As always, London occupies an important place as the HQ of MI6; Port Antonio in Jamaica makes an appearance, as this is where author Ian Fleming has written many Bond escapades. More difficult to locate, the frozen lake of Nittedal in Norway, the wild landscapes of the Faroe Islands off the coast of Denmark and the Unesco town of Matera in southern Italy, where James Bond maneuvers his Aston Martin DB5 with aplomb. par excellence.

Although this is Matera’s first appearance in the Bond collection, international moviegoers will be familiar with its rocky dwellings built in the hills and barren, otherworldly surroundings – it has been dubbed Little Jerusalem by the locals. directors. Pier Paolo Pasolini told the story of Jesus’ life here in the 1964 classic The Gospel According to Saint Matthew. The 2003 Italian crime thriller Io non ho Paura (I’m Not Afraid), directed by Gabriele Salvatores, was filmed nearby. And Mel Gibson’s controversial 2004 biblical drama The Passion of Christ used the cave church of San Nicola dei Greece for the Last Supper scene, along with many other locations.

Daniel Craig is partially seen seated inside one of the Aston Martin DB5s used on the set of No Time to Die in Matera, southern Italy. Photography: Fabio Dell’Aquila / AP

Matera is in the southern region of Basilicata, one of the poorest regions in Italy, and has been hit hard by the lockdown.
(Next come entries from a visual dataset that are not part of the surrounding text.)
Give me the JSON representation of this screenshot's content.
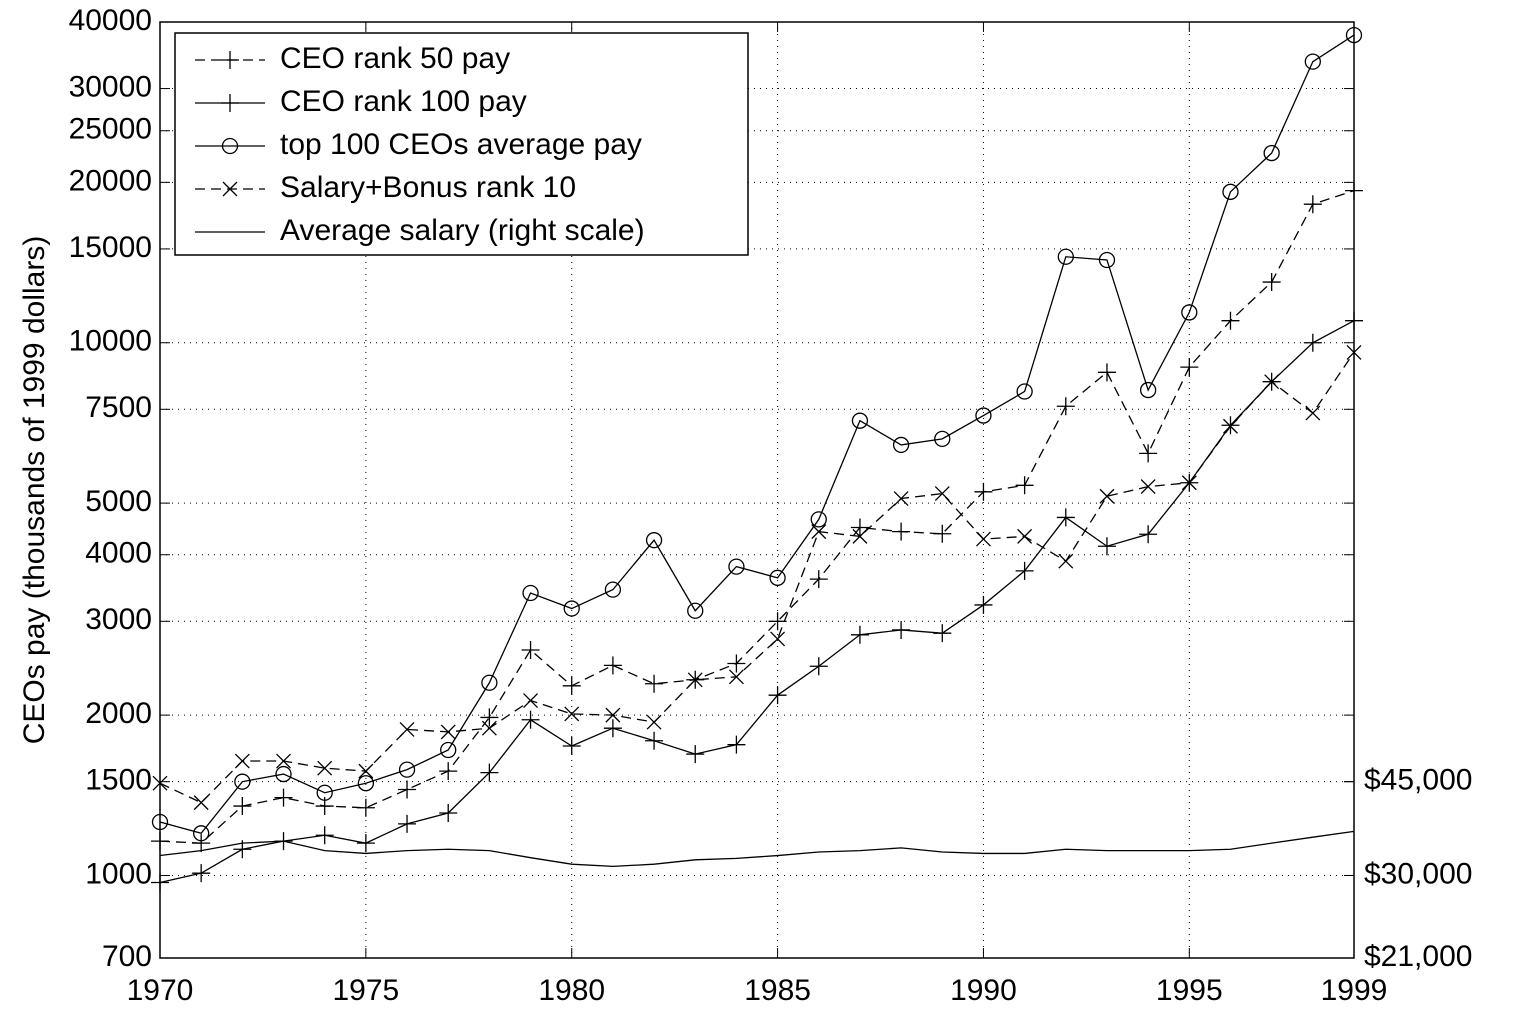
{
  "chart_data": {
    "type": "line",
    "y_label": "CEOs pay (thousands of 1999 dollars)",
    "x": [
      1970,
      1971,
      1972,
      1973,
      1974,
      1975,
      1976,
      1977,
      1978,
      1979,
      1980,
      1981,
      1982,
      1983,
      1984,
      1985,
      1986,
      1987,
      1988,
      1989,
      1990,
      1991,
      1992,
      1993,
      1994,
      1995,
      1996,
      1997,
      1998,
      1999
    ],
    "series": [
      {
        "name": "CEO rank 50 pay",
        "color": "#000000",
        "dash": true,
        "marker": "plus",
        "values": [
          1160,
          1150,
          1350,
          1400,
          1350,
          1340,
          1450,
          1570,
          1980,
          2650,
          2270,
          2480,
          2290,
          2330,
          2500,
          3000,
          3600,
          4500,
          4420,
          4380,
          5250,
          5400,
          7600,
          8800,
          6200,
          9000,
          11000,
          13000,
          18200,
          19300
        ]
      },
      {
        "name": "CEO rank 100 pay",
        "color": "#000000",
        "dash": false,
        "marker": "plus",
        "values": [
          970,
          1010,
          1120,
          1160,
          1190,
          1150,
          1250,
          1310,
          1560,
          1960,
          1750,
          1890,
          1790,
          1690,
          1760,
          2180,
          2470,
          2830,
          2890,
          2850,
          3220,
          3730,
          4700,
          4150,
          4370,
          5460,
          7000,
          8450,
          10000,
          11000
        ]
      },
      {
        "name": "top 100 CEOs average pay",
        "color": "#000000",
        "dash": false,
        "marker": "circle",
        "values": [
          1260,
          1200,
          1500,
          1550,
          1430,
          1490,
          1580,
          1720,
          2300,
          3390,
          3170,
          3440,
          4260,
          3140,
          3800,
          3620,
          4660,
          7140,
          6430,
          6600,
          7300,
          8100,
          14500,
          14300,
          8150,
          11400,
          19200,
          22700,
          33700,
          37800
        ]
      },
      {
        "name": "Salary+Bonus rank 10",
        "color": "#000000",
        "dash": true,
        "marker": "cross",
        "values": [
          1490,
          1370,
          1640,
          1640,
          1590,
          1570,
          1880,
          1860,
          1890,
          2130,
          2010,
          2000,
          1940,
          2330,
          2360,
          2780,
          4420,
          4330,
          5100,
          5210,
          4280,
          4330,
          3890,
          5150,
          5370,
          5460,
          6970,
          8450,
          7380,
          9590
        ]
      },
      {
        "name": "Average salary (right scale)",
        "color": "#000000",
        "dash": false,
        "marker": "none",
        "axis": "y2",
        "values": [
          32700,
          33400,
          34500,
          34800,
          33400,
          33000,
          33400,
          33600,
          33400,
          32400,
          31500,
          31200,
          31500,
          32100,
          32300,
          32700,
          33200,
          33400,
          33800,
          33200,
          33000,
          33000,
          33600,
          33400,
          33400,
          33400,
          33600,
          34500,
          35400,
          36300
        ]
      }
    ],
    "xlim": [
      1970,
      1999
    ],
    "xticks": [
      1970,
      1975,
      1980,
      1985,
      1990,
      1995,
      1999
    ],
    "ylim": [
      700,
      40000
    ],
    "yticks": [
      700,
      1000,
      1500,
      2000,
      3000,
      4000,
      5000,
      7500,
      10000,
      15000,
      20000,
      25000,
      30000,
      40000
    ],
    "y2lim": [
      21000,
      1200000
    ],
    "y2ticks": [
      {
        "value": 21000,
        "label": "$21,000"
      },
      {
        "value": 30000,
        "label": "$30,000"
      },
      {
        "value": 45000,
        "label": "$45,000"
      }
    ],
    "log_y": true,
    "grid": true,
    "legend": "upper-left"
  }
}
The mayor of Matera, Domenico Bennardi, a member of the peripheral Italian Cinque Stelle party that took office in October 2020, is optimistic about the attention the film will bring to the city after Covid (Matera was also in the spotlight in as a European city of culture in 2019).

“Cinema has always embraced our city, now more than ever,” Bennardi said. “From summer 2017 to the first months of 2021, we hosted more than 140 Italian and international production companies, even during the lockdown. All this exhibition also brings a series of cultural, social and tourist opportunities. This means that tourism brings benefits and benefits to the whole region, from direct and indirect sources. Tourism is therefore of great importance and we welcome it.

Restaurant owner Vitantonio Lombardo said he had already welcomed more customers after the pre-launch publicity for the Bond film, and was relieved his business was improving after the tensions of the lockdown. “I am really convinced that the film will bring us more clients.”

Staying in the city is indeed living on a film set. TO The Hotel in Pietra, behind the Cathedral of Matera, ancient caves (sassi) have been renovated into cozy rooms (double rooms from € 70).

TO Osteria al Casale, located behind Madonna delle Virtù, chef Fabio Paolicelli showcases local ingredients with great effect in the cave-like restaurant of Sassi Barioso – burrata, grilled octopus and cuttlefish, turnip and sausage pizza. And Italians all over the country are rightly raving about I Vizi degli Angeli – an ice cream laboratory with scents of lavender, grapefruit and pink berries, pineapple and ginger ice cream.

For a good look at the city’s darker history, brilliantly captured by Carlo Levi in Cristo si è Fermato a Eboli (Christ Stopped at Eboli), and in the 1955 film, tourists tend to head to Casa Noha, an interactive museum housed in a former palace, which details its rise from abject poverty after World War II to its designation by Unesco in 1993.